… This is a substantial film, and a beautiful one at times. John Walker’s cinematography flows like acrylic paint across canvas. Edmund Eagan’s score brings its own ideas to the overall narrative. At one point we hear a sweet “ting” from the soundtrack as the camera zooms in on a triangle in a child’s hands. Yet Winds of Heaven succeeds more as social history than critical biography.

In Ostroff’s directorial view, Carr’s times overwhelmed the artist. She hated Victoria’s Victorian stuffiness. London and “its perpetual undertone of humanity” made her ill. Even her relationship to the world she did care for — the lives and culture of First Nations people — was uncertain and perhaps even misguided.

“Among the Canadian elite of the time there was the need to create a country, not a real estate deal,” Ostroff explained in a recent phone conversation.

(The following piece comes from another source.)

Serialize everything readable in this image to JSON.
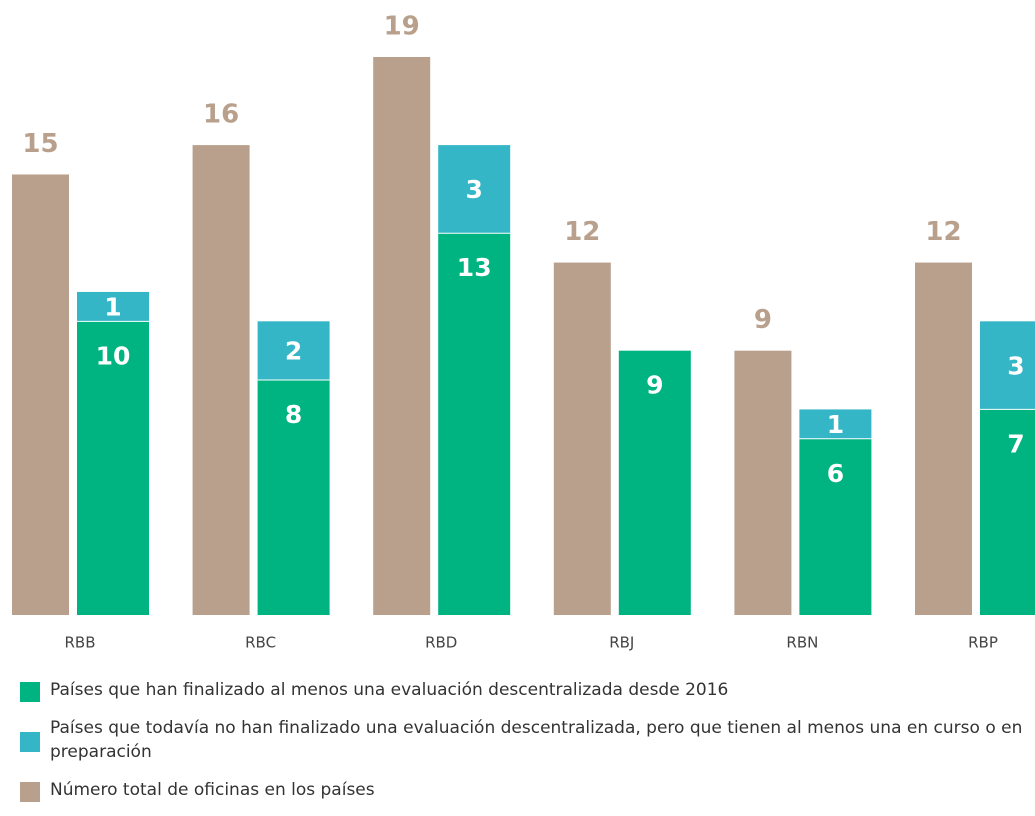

The key was to assimilate the First Nations people into Eurocentric Canadian culture. “And there was Carr cheering on the need to assimilate,” says the director. “She accepted the proposition that the native people were on the edge of extinction.”

Unwittingly, Carr became part of the First Nations problem — a view still held by a few contemporary First Nations artists — not its solution. Unwittingly? Maybe not. In her own writing Carr reduced First Nations speech into some sort of pidgin Chinese with people saying “hully-up” and “toulist” for tourist.

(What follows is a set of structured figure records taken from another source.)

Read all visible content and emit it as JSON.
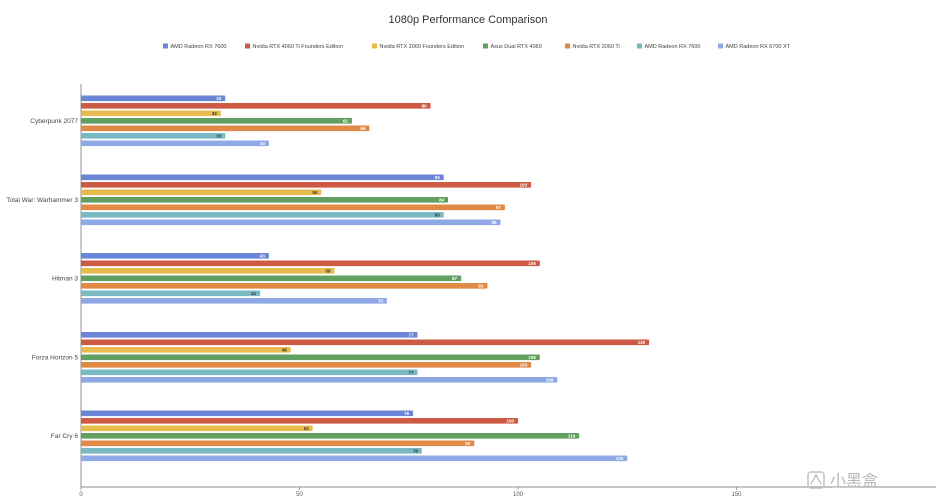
{
  "chart_data": {
    "type": "bar",
    "orientation": "horizontal",
    "title": "1080p Performance Comparison",
    "categories": [
      "Cyberpunk 2077",
      "Total War: Warhammer 3",
      "Hitman 3",
      "Forza Horizon 5",
      "Far Cry 6"
    ],
    "series": [
      {
        "name": "AMD Radeon RX 7600",
        "color": "#6b86d6",
        "values": [
          33,
          83,
          43,
          77,
          76
        ]
      },
      {
        "name": "Nvidia RTX 4060 Ti Founders Edition",
        "color": "#cc5a45",
        "values": [
          80,
          103,
          105,
          130,
          100
        ]
      },
      {
        "name": "Nvidia RTX 2060 Founders Edition",
        "color": "#e8bb4f",
        "values": [
          32,
          55,
          58,
          48,
          53
        ]
      },
      {
        "name": "Asus Dual RTX 4060",
        "color": "#62a062",
        "values": [
          62,
          84,
          87,
          105,
          114
        ]
      },
      {
        "name": "Nvidia RTX 2060 Ti",
        "color": "#e08a45",
        "values": [
          66,
          97,
          93,
          103,
          90
        ]
      },
      {
        "name": "AMD Radeon RX 7600",
        "color": "#79b9c4",
        "values": [
          33,
          83,
          41,
          77,
          78
        ]
      },
      {
        "name": "AMD Radeon RX 6700 XT",
        "color": "#8fa9e6",
        "values": [
          43,
          96,
          70,
          109,
          125
        ]
      }
    ],
    "x_ticks": [
      "0",
      "50",
      "100",
      "150"
    ],
    "xlim": [
      0,
      196
    ],
    "legend_position": "top",
    "grid": false
  },
  "watermark": "小黑盒"
}
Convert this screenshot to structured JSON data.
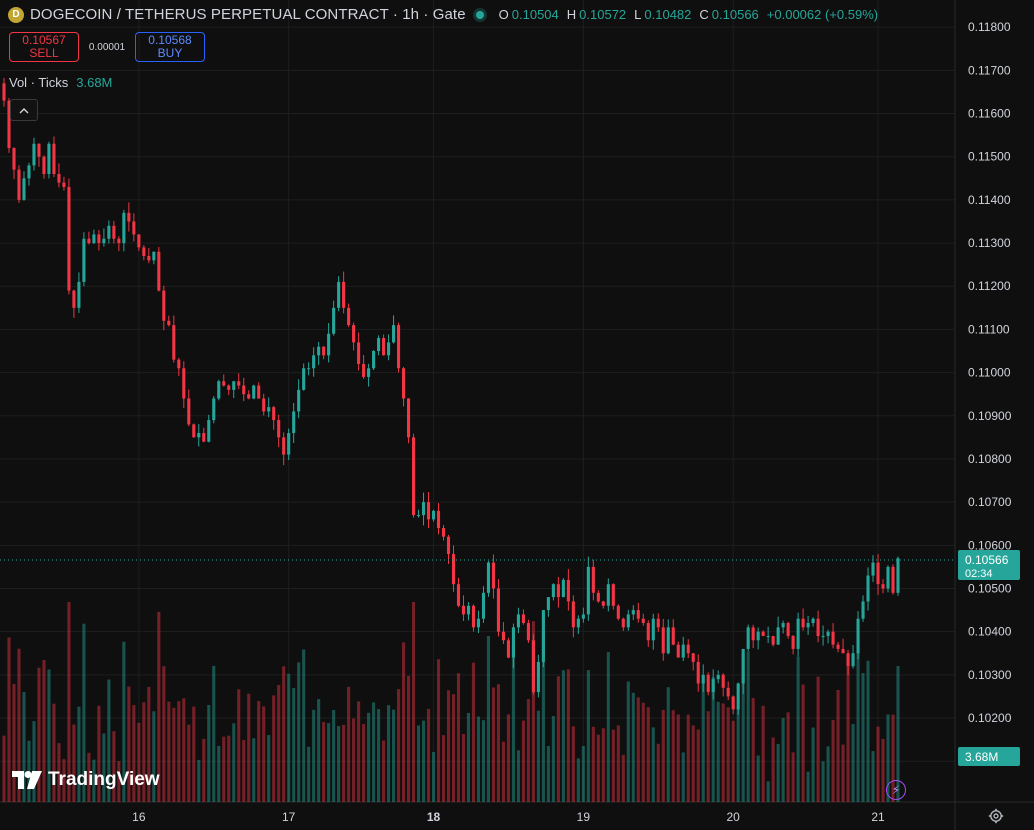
{
  "header": {
    "symbol": "DOGECOIN / TETHERUS PERPETUAL CONTRACT · 1h · Gate",
    "coin_icon": "D",
    "ohlc": {
      "o_label": "O",
      "o_value": "0.10504",
      "h_label": "H",
      "h_value": "0.10572",
      "l_label": "L",
      "l_value": "0.10482",
      "c_label": "C",
      "c_value": "0.10566",
      "change": "+0.00062 (+0.59%)"
    }
  },
  "trade": {
    "sell_price": "0.10567",
    "sell_label": "SELL",
    "spread": "0.00001",
    "buy_price": "0.10568",
    "buy_label": "BUY"
  },
  "volume_legend": {
    "label": "Vol · Ticks",
    "value": "3.68M"
  },
  "collapse_icon": "chevron-up-icon",
  "branding": {
    "name": "TradingView"
  },
  "colors": {
    "up": "#26a69a",
    "down": "#f23645",
    "background": "#0f0f0f",
    "grid": "#1e1e1e",
    "text": "#d1d4dc"
  },
  "chart_data": {
    "type": "candlestick",
    "interval": "1h",
    "y_axis": {
      "range": [
        0.10075,
        0.11812
      ],
      "ticks": [
        "0.11800",
        "0.11700",
        "0.11600",
        "0.11500",
        "0.11400",
        "0.11300",
        "0.11200",
        "0.11100",
        "0.11000",
        "0.10900",
        "0.10800",
        "0.10700",
        "0.10600",
        "0.10500",
        "0.10400",
        "0.10300",
        "0.10200",
        "0.10100"
      ]
    },
    "x_axis": {
      "ticks": [
        {
          "label": "16",
          "i": 27,
          "bold": false
        },
        {
          "label": "17",
          "i": 57,
          "bold": false
        },
        {
          "label": "18",
          "i": 86,
          "bold": true
        },
        {
          "label": "19",
          "i": 116,
          "bold": false
        },
        {
          "label": "20",
          "i": 146,
          "bold": false
        },
        {
          "label": "21",
          "i": 175,
          "bold": false
        }
      ]
    },
    "last_price": {
      "value": "0.10566",
      "countdown": "02:34",
      "numeric": 0.10566
    },
    "last_volume": "3.68M",
    "close": [
      0.1163,
      0.1152,
      0.1147,
      0.114,
      0.1145,
      0.1148,
      0.1153,
      0.115,
      0.1146,
      0.1153,
      0.1146,
      0.1144,
      0.1143,
      0.1119,
      0.1115,
      0.1121,
      0.1131,
      0.113,
      0.1132,
      0.113,
      0.1131,
      0.1134,
      0.1131,
      0.113,
      0.1137,
      0.1135,
      0.1132,
      0.1129,
      0.1127,
      0.1126,
      0.1128,
      0.1119,
      0.1112,
      0.1111,
      0.1103,
      0.1101,
      0.1094,
      0.1088,
      0.1085,
      0.1086,
      0.1084,
      0.1089,
      0.1094,
      0.1098,
      0.1097,
      0.1096,
      0.1098,
      0.1097,
      0.1095,
      0.1094,
      0.1097,
      0.1094,
      0.1091,
      0.1092,
      0.1089,
      0.1085,
      0.1081,
      0.1086,
      0.1091,
      0.1096,
      0.1101,
      0.1101,
      0.1104,
      0.1106,
      0.1104,
      0.1109,
      0.1115,
      0.1121,
      0.1115,
      0.1111,
      0.1107,
      0.1102,
      0.1099,
      0.1101,
      0.1105,
      0.1108,
      0.1104,
      0.1107,
      0.1111,
      0.1101,
      0.1094,
      0.1085,
      0.1067,
      0.1067,
      0.107,
      0.1066,
      0.1068,
      0.1064,
      0.1062,
      0.1058,
      0.1051,
      0.1046,
      0.1044,
      0.1046,
      0.1041,
      0.1043,
      0.1049,
      0.1056,
      0.105,
      0.104,
      0.1038,
      0.1034,
      0.1041,
      0.1044,
      0.1042,
      0.1038,
      0.1026,
      0.1033,
      0.1045,
      0.1048,
      0.1051,
      0.1048,
      0.1052,
      0.1047,
      0.1041,
      0.1043,
      0.1044,
      0.1055,
      0.1049,
      0.1047,
      0.1046,
      0.1051,
      0.1046,
      0.1043,
      0.1041,
      0.1044,
      0.1045,
      0.1043,
      0.1042,
      0.1038,
      0.1043,
      0.1041,
      0.1035,
      0.1041,
      0.1037,
      0.1034,
      0.1037,
      0.1035,
      0.1033,
      0.1028,
      0.103,
      0.1026,
      0.1029,
      0.103,
      0.1027,
      0.1025,
      0.1022,
      0.1028,
      0.1036,
      0.1041,
      0.1038,
      0.104,
      0.1039,
      0.1039,
      0.1037,
      0.1041,
      0.1042,
      0.1039,
      0.1036,
      0.1043,
      0.1041,
      0.1042,
      0.1043,
      0.1039,
      0.1039,
      0.104,
      0.1037,
      0.1036,
      0.1035,
      0.1032,
      0.1035,
      0.1043,
      0.1047,
      0.1053,
      0.1056,
      0.1051,
      0.105,
      0.1055,
      0.1049,
      0.1057
    ]
  }
}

Winds of Heaven, with Diane D’Aquila narrating excerpts from Carr’s autobiography, is as much a history of early 20th century British Columbia race relations. Successive B.C. governments wanted quaint Haida dancers out there in drum-thumping action to beguile trinket-buying tourists. Yet the same officials forbade them to attend a potlatch ceremony where leaders were chosen.

The most indelible visual moments in Winds of Heaven come with the archival footage Ostroff has deftly woven through his narrative, not the some 120 or so Carr paintings given a brief glimpse now and then.

Positive reaction to his 2004 art-based documentary, Pegi Nicol: Something Dancing About Her led Ostroff’s to consider Emily Carr. Yet his feeling that he’s not an art insider — “I don’t know what post-modernism is,” he told me — likely led him to incorporate snippets of packaged art insight from curator Laurel Smith Wilson, critic Marcia Crosby and art historians Susan Crean and Gerta Moray.

Unfortunately, their insights seem to have been clipped from another, much duller, Emily Carr biography where what ended up on canvas mattered more than how it ended up there.